Luckily for Dang, Ho Chi Minh was a music lover, and after the war, Dang was given the opportunity to continue his education in Moscow.

In 1980, he went to Warsaw to compete in the International Frédéric Chopin Competition, the Holy Grail for aspiring pianists even today. 

To watch Dang in an ill-fitting suit as he sits down at the piano in his very first public performance is to be struck by the bespectacled waif’s strength of purpose—inherited from his formidable mother, perhaps. 

The awkward Vietnamese boy won first place at the Chopin Competition, becoming the very first Asian to do so.

Dang beat out a field that included his classmate, Ivo Pogorelich, a pianist with movie-star good looks and a sense of entitlement to match.

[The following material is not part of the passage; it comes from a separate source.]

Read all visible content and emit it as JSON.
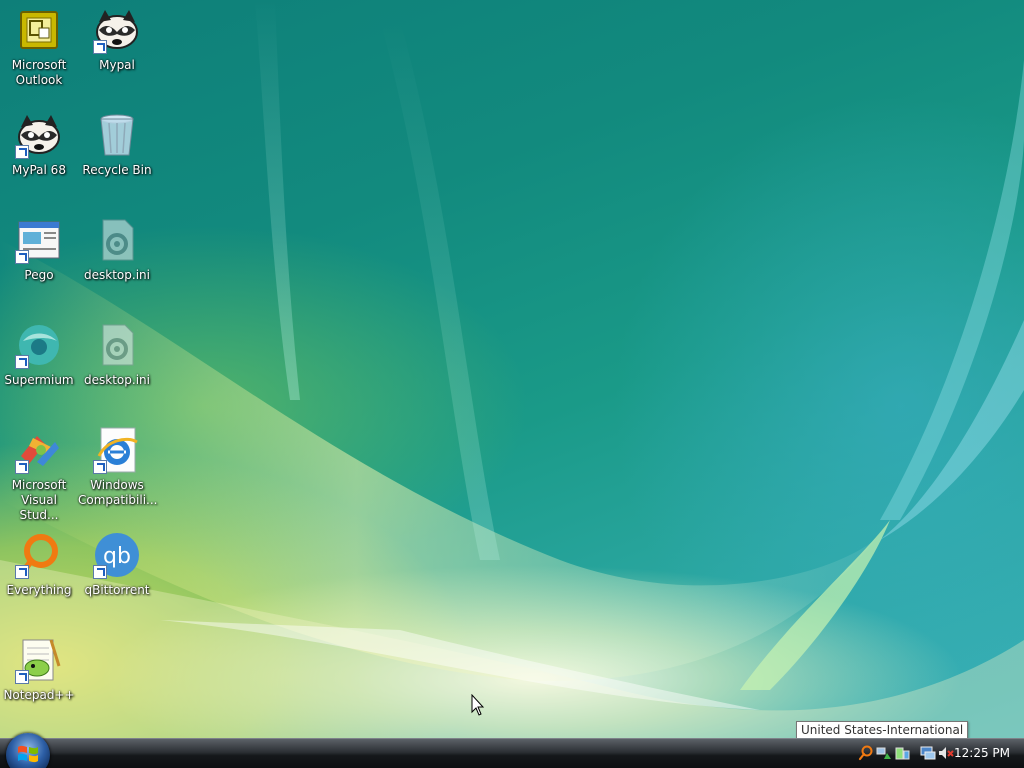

Why don't we know more about Dang?

Dang himself has said that he "had many political difficulties to go from one country to another. My first concert in the United States was in 1989, nine years after the competition; there had been an embargo against Vietnam at the time. . . To make a visa at the time often took two months or more, and I lost opportunities to make a career because of these political difficulties."